We are in fact thrown into situations which are troublesome, so how do we make sure these situations do not throw off our own energy loops? This involves recognizing what you can and cannot control. Risky behavior of your friends might make you nervous, but attempting to control that behavior can lead to the stealing of their energy, or the giving of your own. Your nervousness at their actions is taking your energy. Your insistence on the way they act is stealing their energy. Do not control, and do not allow yourself to be controlled. Sometimes, walking away is the only way to preserve your own energy ring, as well as stop yourself from throwing off another’s energy loop. But strike a balance: walking away must be of pure intentions, and not aimed at influencing the behavior of your friends.
But what if what I really want to do is run naked through the streets? We can recognize consequences, and adjust our behavior rationally without throwing off our energy loops. Recognize that it is aggravating that we are in a sense beholden to society, but do not take it out on society. Do not get bent out of shape, and angry, because then society has stolen your energy. Instead, internalize the balancing of your own energy, and accept that not everything is in our control. Our own actions are still in our control however, and we can still do what we want, but we cannot force others around us to react in a particular way.
All Boiled Down
In essence, we must analyze our intentions, and stop ourselves when we are at risk of becoming energy vampires. Will what I am saying or doing actually increase the happiness of me and others? Is this just a shallow attempt to make myself feel better at the expense of others? Will this theft of their energy require them to make up for what I have taken, by victimizing another?

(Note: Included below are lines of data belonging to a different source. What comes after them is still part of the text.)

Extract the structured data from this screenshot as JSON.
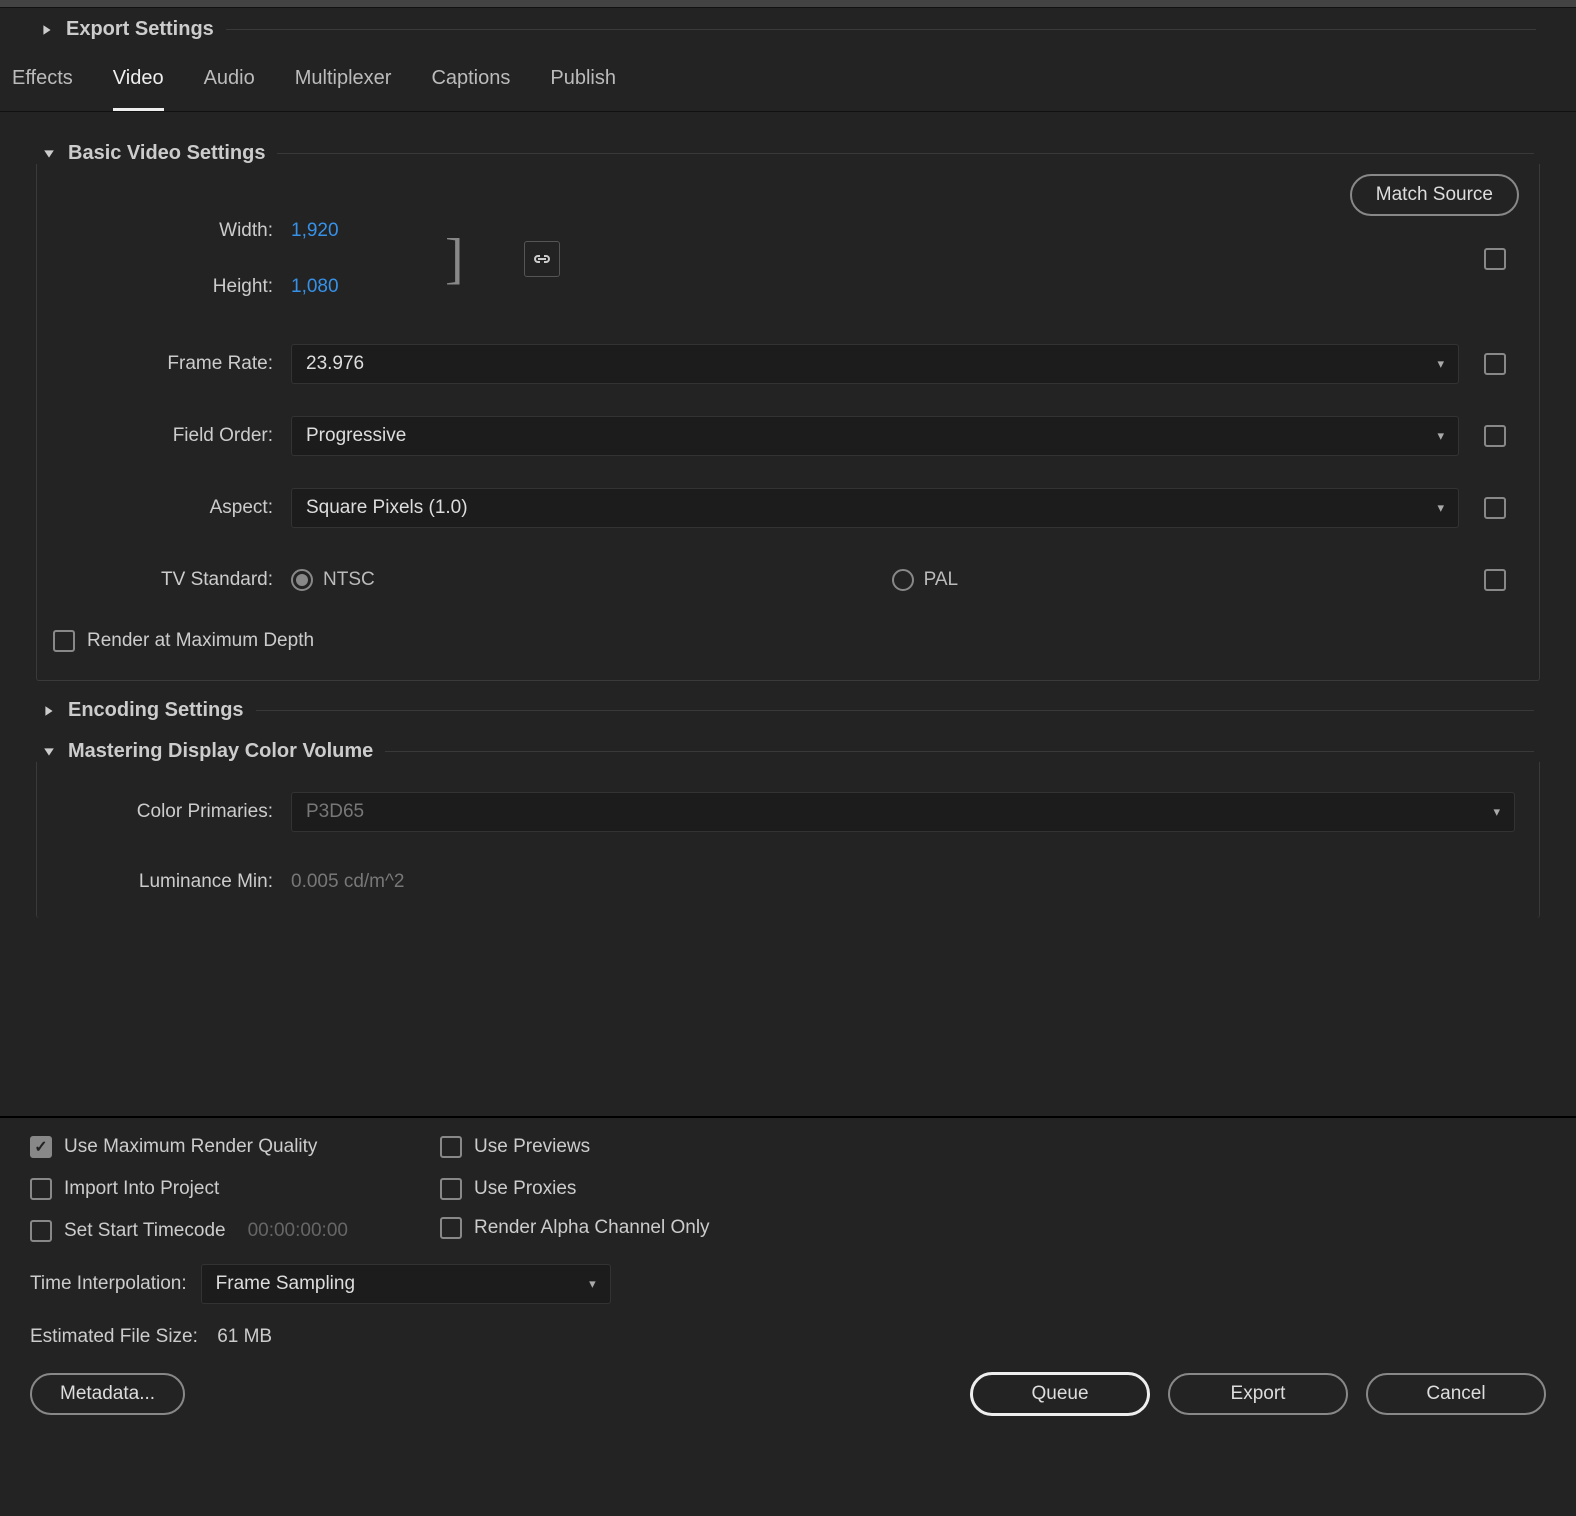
{
  "export_settings": {
    "title": "Export Settings"
  },
  "tabs": [
    "Effects",
    "Video",
    "Audio",
    "Multiplexer",
    "Captions",
    "Publish"
  ],
  "active_tab": "Video",
  "basic": {
    "title": "Basic Video Settings",
    "match_source": "Match Source",
    "width_label": "Width:",
    "width": "1,920",
    "height_label": "Height:",
    "height": "1,080",
    "frame_rate_label": "Frame Rate:",
    "frame_rate": "23.976",
    "field_order_label": "Field Order:",
    "field_order": "Progressive",
    "aspect_label": "Aspect:",
    "aspect": "Square Pixels (1.0)",
    "tv_label": "TV Standard:",
    "ntsc": "NTSC",
    "pal": "PAL",
    "render_max_depth": "Render at Maximum Depth"
  },
  "encoding": {
    "title": "Encoding Settings"
  },
  "mastering": {
    "title": "Mastering Display Color Volume",
    "color_primaries_label": "Color Primaries:",
    "color_primaries": "P3D65",
    "lum_min_label": "Luminance Min:",
    "lum_min": "0.005 cd/m^2"
  },
  "options": {
    "use_max_quality": "Use Maximum Render Quality",
    "use_previews": "Use Previews",
    "import_project": "Import Into Project",
    "use_proxies": "Use Proxies",
    "set_start_tc": "Set Start Timecode",
    "start_tc": "00:00:00:00",
    "render_alpha": "Render Alpha Channel Only"
  },
  "time_interp": {
    "label": "Time Interpolation:",
    "value": "Frame Sampling"
  },
  "estimate": {
    "label": "Estimated File Size:",
    "value": "61 MB"
  },
  "buttons": {
    "metadata": "Metadata...",
    "queue": "Queue",
    "export": "Export",
    "cancel": "Cancel"
  }
}
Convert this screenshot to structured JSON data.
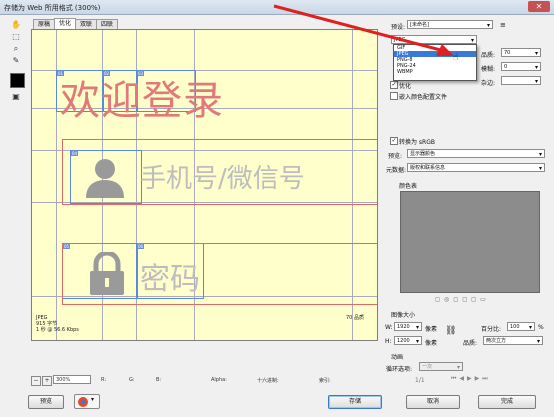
{
  "window": {
    "title": "存储为 Web 所用格式 (300%)",
    "close_icon": "close-icon"
  },
  "left_toolbar": {
    "tools": [
      "hand-icon",
      "slice-select-icon",
      "zoom-icon",
      "eyedropper-icon"
    ],
    "swatch_color": "#000000"
  },
  "tabs": [
    "原稿",
    "优化",
    "双联",
    "四联"
  ],
  "canvas": {
    "title_text": "欢迎登录",
    "phone_placeholder": "手机号/微信号",
    "password_placeholder": "密码",
    "slice_tags": [
      "01",
      "02",
      "03",
      "04",
      "05",
      "06",
      "07"
    ]
  },
  "image_info": {
    "left": [
      "JPEG",
      "915 字节",
      "1 秒 @ 56.6 Kbps"
    ],
    "right": "70 品质"
  },
  "status_bar": {
    "zoom": "300%",
    "r": "R:",
    "g": "G:",
    "b": "B:",
    "alpha": "Alpha:",
    "hex": "十六进制:",
    "index": "索引:"
  },
  "bottom_buttons": {
    "preview": "预览",
    "save": "存储",
    "cancel": "取消",
    "done": "完成"
  },
  "panel": {
    "preset_label": "预设:",
    "preset_value": "[未命名]",
    "format_value": "JPEG",
    "format_options": [
      "GIF",
      "JPEG",
      "PNG-8",
      "PNG-24",
      "WBMP"
    ],
    "format_highlight_index": 1,
    "quality_label": "品质:",
    "quality_value": "70",
    "blur_label": "模糊:",
    "blur_value": "0",
    "matte_label": "杂边:",
    "optimized_label": "优化",
    "embed_profile_label": "嵌入颜色配置文件",
    "convert_srgb_label": "转换为 sRGB",
    "preview_label": "预览:",
    "preview_value": "显示器颜色",
    "metadata_label": "元数据:",
    "metadata_value": "版权和联系信息",
    "color_table_label": "颜色表",
    "image_size_label": "图像大小",
    "w_label": "W:",
    "w_value": "1920",
    "h_label": "H:",
    "h_value": "1200",
    "unit": "像素",
    "percent_label": "百分比:",
    "percent_value": "100",
    "percent_unit": "%",
    "quality2_label": "品质:",
    "quality2_value": "两次立方",
    "animation_label": "动画",
    "loop_label": "循环选项:",
    "loop_value": "一次",
    "frame_counter": "1/1"
  }
}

We all know when we are trying to negatively affect a person, even if we think it is justified. But we must also realize that their negativity will likewise affect others, whether it is due to a bad mood, insecurity, or the blatant transferal of your negative energy which was directed at them, then being directed at others.
We must also analyze our intentions, and stop ourselves if we are at risk of becoming a victim of energy theft. Is the energy you are giving away disrupting your own, or simply feeding the other? Does the energy the other gets take from your own loop, or simply use the excess fire your loop has created in order to invigorate their own loop? Will the energy you give turn to bitterness, resentment, or anger, causing the de facto theft of others’ (perhaps not easily identified victims) energy because of your negative feelings?
We are able to tell the difference between pure intentions of giving to others for the sake of giving, versus feeling forced into a scenario, or playing martyr. If you view what you have given as a sacrifice, this will most likely throw off your energy loop. If you view what you are giving as a gift, this will most likely keep your energy loop in tact, and grow the fire beam which is built on the perpetual energy loop.
When we all have in tact energy loops, not stealing from others, nor allowing ourselves to be stolen from, the fire beams of energy will combine exponentially to form a peaceful loving existence. The magnitude of these beams we cannot yet imagine, but have felt when in the presence of pure intentioned individuals with the security to emanate fire beams that combine energy with others’ beams, without leaving any less in their beam.